Section 8 tenants need the same old fashioned screening that any tenant needs to go through. Section 8 does not guarantee a good tenant, just the portion of rent they’re contracted to cover. Otherwise, Section 8 tenant, screened only for the rent they can pay, will offer you a 90% chance of being the tenant from hell. Why?
Because my experience is that only 1 in 10 tenants overcome my screening process at any given time. That means 9 out of 10 don’t “qualify,” despite my strategy of never turning down tenants, just making them jump higher hoops. 9 out of 10 applicants don’t want, or won’t, or can’t jump through the higher hoops. Still, I screen my tenants the same regardless of whatever source their income is coming from.
As it happens none of the Section 8 applicants qualify since I can’t legally collect my ‘standard’ deposit from them, because Section 8 itself believes it incentivizes their clients already enough to take care of the property, with they promise to pay for extra wear and tear in the event the tenant acts up.

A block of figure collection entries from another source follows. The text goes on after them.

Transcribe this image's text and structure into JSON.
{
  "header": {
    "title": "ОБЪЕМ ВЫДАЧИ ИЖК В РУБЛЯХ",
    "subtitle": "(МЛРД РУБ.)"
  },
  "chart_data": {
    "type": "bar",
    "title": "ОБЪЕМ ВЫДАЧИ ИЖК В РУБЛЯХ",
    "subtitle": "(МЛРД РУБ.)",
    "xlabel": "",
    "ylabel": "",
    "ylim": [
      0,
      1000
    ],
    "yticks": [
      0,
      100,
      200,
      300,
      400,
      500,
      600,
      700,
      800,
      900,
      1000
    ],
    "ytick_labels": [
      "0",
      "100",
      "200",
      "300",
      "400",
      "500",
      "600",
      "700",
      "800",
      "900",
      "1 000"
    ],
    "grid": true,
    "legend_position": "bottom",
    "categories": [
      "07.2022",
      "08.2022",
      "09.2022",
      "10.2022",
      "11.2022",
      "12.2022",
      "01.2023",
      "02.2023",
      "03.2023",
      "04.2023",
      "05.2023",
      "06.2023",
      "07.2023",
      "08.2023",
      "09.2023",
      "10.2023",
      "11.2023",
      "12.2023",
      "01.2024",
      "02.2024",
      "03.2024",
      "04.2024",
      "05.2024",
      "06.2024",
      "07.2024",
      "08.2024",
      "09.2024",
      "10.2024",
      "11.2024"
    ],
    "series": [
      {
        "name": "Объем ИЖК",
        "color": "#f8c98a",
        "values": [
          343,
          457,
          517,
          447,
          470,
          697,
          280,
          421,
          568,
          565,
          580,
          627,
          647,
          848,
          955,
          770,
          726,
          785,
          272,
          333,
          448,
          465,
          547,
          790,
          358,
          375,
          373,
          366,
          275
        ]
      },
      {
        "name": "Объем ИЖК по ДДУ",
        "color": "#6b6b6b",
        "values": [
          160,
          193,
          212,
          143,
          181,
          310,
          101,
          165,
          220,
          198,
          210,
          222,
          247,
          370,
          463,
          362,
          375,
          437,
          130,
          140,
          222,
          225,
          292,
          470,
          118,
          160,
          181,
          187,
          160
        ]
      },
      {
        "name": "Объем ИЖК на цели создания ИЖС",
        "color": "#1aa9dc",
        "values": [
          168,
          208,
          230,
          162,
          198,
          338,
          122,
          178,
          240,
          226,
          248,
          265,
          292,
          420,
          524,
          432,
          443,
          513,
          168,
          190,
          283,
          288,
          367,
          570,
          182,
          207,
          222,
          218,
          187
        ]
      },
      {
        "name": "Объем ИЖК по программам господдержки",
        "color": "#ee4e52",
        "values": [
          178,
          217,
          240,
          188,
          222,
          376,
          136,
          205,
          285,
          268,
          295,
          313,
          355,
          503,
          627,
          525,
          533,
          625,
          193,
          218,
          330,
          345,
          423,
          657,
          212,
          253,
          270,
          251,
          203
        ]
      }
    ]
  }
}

Well, they might look good on paper. But it’s another thing getting it. I would rather cut to the chase, and incentivize the tenant directly with the promise of a boatload of cash back when they behave themselves; not have to sell my position to Section 8, cross my fingers and hope I don’t get skunked out of my Obama money. Forget that.
I know most of your questions have already been answered, but I will pipe in and say I have had great luck with section 8. I have one section 8 tenant who has an 800+ credit score, great rental history, despite having a lack of income…and she takes great care of the property (I check on it monthly). You will have good and bad experiences with section 8, just as you do a normal renter, and the best way to (help) prevent problems is to just be an excellent property manager.
There are some landlords who are making millions with section 8 rentals. E.G. In Dallas there are some people who built modern townhomes and apartments in the most ghetto areas of the city…and who do you think goes and lives there? Section 8 folks, who formally lived in ratty apartments and houses. So the rents are relatively high for the area, and its always paid on time - a pretty good deal. Additionally, I know of another guy who owns lots & lots of house in Lancaster and neighboring cities just south of Dallas. There is a huge black community in that part of the metroplex, and lots of demand for section 8 rentals too, and that guy makes a ton of money. He rents an office in a strip mall just to have people come by and make their co-payments in rent…I imagine he brings in $100k+ per month in rent easily.
A lot of the apartments over on Lovers lane, and Fair oaks ave are now renting only to section 8 and social services for better income.
Isn’t it interesting that the government has to bribe/entice/lure two parties into a manufactured attraction, while undermining natural market forces, redistributing private sector wealth, and manipulating the housing market …all to buy votes?
And it’s all done today, at the expense of future tax payers, three generations down the road. How fair is that?
I agree and there are people out there that will pay to get the edge.